My mother’s village of Devyatyr was located just west of what is now the Ukrainian – Polish border northwest of Lviv. I say was located, as very little of the village now remains. Much of it was destroyed during World War II, and when the boundaries between Poland and the Soviet Union were drawn up after the war, Devyatyr found itself on the Polish side. Unfortunately for the majority Ukrainian population of the village that had survived the war, they were booted out and most of them were forcibly relocated a couple of kilometres east of the border to the Soviet side, where they settled on land that had been formerly occupied by a German colony called Einzingen. They renamed the newly occupied village Devyatyr after the original. Needless to say, after the war, there were no more Germans left anywhere in the area.

The original Devyatyr (Dziewiecierz in Polish) was a fairly sizable and prosperous town of about 1800 souls in the late 19th century. 80% were Ukrainian, with the remainder consisting primarily of Poles and Jews. Pottery and agriculture were the prime industries. Although the village was relatively prosperous life was not easy.

If you look at the Ukrainian Greek Catholic church records for the year 1889 for example, you will find that there were 55 deaths recorded. Of these, 20 were infants that did not survive their first year. Only 10 were people dying naturally of old age, typically in their sixties. Eight died of tuberculosis, ranging in age from 17 to 52. Three were babies that were stillborn or died at childbirth, not even having the opportunity to be baptized. Three died of asthma, two of pneumonia, two of convulsions/epilepsy, and one each of typhus, diarrhea, endometrisis, pleurisy, enteritis, gastritis and kidney failure.

During that same year of 1889, there were seven marriages recorded, with all but one occurring in the month of November. Obviously, spring and summer were not good times to be getting married, what with the demands of looking after planting, maintaining and harvesting of crops on which survival depended.

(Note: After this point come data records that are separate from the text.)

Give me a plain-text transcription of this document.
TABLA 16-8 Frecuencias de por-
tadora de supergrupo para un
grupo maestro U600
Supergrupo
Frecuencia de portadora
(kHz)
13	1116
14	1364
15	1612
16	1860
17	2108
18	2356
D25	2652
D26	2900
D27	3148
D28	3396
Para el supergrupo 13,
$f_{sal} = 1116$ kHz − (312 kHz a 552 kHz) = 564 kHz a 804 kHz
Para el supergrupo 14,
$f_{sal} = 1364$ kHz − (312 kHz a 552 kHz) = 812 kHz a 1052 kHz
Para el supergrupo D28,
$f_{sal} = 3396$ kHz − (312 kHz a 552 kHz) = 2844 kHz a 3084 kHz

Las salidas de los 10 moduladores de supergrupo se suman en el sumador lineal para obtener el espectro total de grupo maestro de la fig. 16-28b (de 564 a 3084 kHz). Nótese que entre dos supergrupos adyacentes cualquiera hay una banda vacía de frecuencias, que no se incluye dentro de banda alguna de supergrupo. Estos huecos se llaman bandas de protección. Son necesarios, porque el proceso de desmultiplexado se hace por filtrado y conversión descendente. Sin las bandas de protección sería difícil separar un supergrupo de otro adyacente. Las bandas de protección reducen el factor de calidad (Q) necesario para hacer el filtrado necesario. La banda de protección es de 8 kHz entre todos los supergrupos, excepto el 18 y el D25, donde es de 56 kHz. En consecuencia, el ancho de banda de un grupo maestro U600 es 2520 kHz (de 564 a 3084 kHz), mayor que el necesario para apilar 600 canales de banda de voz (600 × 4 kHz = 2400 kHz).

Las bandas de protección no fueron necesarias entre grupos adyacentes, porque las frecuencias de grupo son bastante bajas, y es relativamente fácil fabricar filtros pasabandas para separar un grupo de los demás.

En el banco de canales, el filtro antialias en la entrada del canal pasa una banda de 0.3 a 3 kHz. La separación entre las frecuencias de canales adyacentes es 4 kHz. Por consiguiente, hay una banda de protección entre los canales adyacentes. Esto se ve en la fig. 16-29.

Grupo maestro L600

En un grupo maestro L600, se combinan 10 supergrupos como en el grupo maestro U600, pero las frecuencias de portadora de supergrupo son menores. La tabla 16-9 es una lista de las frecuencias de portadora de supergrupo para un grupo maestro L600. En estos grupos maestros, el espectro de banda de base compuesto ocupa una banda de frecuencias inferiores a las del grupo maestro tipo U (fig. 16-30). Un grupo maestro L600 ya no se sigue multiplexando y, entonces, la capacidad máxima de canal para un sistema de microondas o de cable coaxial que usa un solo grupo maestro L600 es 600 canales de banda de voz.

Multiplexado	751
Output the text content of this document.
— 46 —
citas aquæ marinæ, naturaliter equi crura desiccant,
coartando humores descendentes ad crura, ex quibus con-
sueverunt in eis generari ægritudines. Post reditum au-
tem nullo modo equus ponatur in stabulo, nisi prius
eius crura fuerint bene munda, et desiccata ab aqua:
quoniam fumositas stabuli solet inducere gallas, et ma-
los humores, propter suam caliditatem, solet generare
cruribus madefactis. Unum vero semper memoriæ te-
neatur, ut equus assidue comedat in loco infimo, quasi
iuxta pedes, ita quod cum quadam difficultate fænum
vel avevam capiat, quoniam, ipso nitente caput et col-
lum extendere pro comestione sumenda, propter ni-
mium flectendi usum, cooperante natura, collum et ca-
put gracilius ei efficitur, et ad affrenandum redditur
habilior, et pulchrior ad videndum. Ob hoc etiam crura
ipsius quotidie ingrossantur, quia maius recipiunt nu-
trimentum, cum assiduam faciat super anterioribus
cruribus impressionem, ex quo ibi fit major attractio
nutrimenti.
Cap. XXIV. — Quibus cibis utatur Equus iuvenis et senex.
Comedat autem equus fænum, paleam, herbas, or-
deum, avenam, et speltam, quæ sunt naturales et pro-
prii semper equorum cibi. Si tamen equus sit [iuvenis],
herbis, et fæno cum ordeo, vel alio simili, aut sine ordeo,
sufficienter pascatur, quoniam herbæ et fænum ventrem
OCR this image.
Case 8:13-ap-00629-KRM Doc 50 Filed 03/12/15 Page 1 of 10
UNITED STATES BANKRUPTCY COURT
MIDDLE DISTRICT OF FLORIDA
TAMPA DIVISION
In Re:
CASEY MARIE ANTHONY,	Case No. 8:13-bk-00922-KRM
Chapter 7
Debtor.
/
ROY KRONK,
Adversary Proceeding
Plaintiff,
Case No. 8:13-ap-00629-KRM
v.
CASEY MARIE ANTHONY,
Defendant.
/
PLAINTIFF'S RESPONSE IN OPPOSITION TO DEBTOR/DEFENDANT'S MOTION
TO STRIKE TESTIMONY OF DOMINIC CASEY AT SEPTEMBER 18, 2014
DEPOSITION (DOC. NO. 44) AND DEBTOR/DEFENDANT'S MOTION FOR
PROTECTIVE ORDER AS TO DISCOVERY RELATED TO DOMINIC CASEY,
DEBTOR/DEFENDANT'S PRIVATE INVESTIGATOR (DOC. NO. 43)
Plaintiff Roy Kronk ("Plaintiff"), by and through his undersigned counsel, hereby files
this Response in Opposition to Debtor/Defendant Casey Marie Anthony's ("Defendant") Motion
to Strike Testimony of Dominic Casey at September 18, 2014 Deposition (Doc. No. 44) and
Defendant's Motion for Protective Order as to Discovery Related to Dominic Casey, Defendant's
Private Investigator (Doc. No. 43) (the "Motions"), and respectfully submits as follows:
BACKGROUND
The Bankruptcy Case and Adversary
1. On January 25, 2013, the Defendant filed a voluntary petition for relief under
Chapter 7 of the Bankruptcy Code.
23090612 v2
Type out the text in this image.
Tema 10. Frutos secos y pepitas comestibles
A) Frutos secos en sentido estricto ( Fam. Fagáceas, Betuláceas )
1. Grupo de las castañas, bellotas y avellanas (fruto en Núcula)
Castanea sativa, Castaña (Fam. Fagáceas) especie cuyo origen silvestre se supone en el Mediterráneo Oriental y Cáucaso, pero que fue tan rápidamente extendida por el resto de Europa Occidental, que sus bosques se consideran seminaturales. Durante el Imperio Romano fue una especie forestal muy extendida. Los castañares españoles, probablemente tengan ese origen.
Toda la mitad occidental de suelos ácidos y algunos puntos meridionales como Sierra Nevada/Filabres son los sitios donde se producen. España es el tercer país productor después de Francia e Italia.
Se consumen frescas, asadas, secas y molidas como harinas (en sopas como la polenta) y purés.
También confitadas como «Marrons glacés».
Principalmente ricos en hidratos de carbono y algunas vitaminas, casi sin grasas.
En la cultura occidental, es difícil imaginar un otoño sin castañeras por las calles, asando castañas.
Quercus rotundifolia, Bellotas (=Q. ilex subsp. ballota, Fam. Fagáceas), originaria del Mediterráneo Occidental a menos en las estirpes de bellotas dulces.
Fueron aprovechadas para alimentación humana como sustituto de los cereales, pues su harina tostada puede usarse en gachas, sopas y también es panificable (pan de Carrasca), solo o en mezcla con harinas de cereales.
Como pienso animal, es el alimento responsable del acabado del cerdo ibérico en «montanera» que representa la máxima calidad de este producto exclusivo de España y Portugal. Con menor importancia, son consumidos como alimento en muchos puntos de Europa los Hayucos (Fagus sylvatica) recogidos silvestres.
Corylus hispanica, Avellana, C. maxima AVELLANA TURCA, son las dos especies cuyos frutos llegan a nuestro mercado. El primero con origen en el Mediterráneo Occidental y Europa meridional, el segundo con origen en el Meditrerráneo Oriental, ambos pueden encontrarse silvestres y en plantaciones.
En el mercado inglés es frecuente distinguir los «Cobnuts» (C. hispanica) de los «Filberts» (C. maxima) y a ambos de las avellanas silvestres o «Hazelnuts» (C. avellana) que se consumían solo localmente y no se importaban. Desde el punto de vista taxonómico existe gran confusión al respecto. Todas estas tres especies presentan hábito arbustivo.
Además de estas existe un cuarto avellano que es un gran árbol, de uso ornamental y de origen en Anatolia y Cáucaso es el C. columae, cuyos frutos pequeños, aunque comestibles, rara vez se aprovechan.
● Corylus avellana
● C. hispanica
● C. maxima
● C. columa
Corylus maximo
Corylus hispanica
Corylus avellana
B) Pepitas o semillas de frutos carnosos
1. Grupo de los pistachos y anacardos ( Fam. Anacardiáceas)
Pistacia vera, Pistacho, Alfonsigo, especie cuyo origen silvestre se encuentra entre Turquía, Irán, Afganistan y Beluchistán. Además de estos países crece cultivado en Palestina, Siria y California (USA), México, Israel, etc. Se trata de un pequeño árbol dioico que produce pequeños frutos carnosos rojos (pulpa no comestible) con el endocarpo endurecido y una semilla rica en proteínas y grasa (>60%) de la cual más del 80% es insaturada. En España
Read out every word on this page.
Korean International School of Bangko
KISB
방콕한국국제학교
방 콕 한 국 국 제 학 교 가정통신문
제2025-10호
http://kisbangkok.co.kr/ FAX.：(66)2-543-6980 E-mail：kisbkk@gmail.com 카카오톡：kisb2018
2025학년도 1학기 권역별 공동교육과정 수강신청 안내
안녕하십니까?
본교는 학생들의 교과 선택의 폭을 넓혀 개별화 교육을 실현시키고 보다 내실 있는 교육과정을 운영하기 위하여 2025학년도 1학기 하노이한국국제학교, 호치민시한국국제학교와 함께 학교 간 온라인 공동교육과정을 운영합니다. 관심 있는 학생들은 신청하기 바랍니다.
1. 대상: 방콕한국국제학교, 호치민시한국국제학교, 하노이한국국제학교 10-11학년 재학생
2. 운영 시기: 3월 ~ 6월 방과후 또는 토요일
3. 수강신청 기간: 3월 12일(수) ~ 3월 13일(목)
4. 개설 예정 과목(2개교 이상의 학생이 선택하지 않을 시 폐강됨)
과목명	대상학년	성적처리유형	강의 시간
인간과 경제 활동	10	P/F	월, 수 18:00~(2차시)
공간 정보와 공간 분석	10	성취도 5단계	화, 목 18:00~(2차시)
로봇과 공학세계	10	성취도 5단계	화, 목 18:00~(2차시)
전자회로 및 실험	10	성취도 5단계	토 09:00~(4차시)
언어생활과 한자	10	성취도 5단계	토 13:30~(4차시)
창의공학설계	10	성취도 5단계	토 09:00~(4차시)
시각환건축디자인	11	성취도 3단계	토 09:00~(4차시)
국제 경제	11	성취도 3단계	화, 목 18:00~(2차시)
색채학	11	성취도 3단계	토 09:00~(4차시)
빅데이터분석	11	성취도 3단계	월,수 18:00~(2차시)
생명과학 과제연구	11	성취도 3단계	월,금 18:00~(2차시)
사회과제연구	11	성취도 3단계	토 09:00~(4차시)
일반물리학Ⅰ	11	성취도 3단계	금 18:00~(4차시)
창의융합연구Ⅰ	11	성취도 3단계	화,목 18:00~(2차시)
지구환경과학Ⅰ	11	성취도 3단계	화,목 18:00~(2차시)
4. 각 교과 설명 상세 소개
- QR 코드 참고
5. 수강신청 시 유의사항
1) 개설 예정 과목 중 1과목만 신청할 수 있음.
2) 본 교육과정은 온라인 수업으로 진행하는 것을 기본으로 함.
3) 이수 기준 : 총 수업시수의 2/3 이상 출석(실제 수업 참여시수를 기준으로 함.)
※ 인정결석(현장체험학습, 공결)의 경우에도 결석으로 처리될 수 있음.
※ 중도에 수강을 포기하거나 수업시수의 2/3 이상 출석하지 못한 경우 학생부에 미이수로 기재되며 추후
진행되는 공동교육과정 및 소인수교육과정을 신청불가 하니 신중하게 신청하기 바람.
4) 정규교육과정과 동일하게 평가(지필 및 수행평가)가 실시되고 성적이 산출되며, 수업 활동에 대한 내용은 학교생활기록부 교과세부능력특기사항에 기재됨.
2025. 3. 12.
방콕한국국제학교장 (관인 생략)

As for births, there were 75 recorded during 1889. Birth rates were high and large families were common, however as pointed out earlier, infant mortality rates were also quite high, typically in the 20% – 30% range. In scanning the records, I also noticed there were some brutal years for deaths as a result of epidemics of typhus and scarlet fever in particular. Hygiene and health care were primitive by our modern standards, and you had to be hardy or lucky, or both, to survive into adulthood.

The idyllic pictures we often get in literature, art and song of Ukrainian village life, typically do not deal with such issues of basic survival. Our ancestors had to be incredibly resilient to survive and pass on their genes to our generation.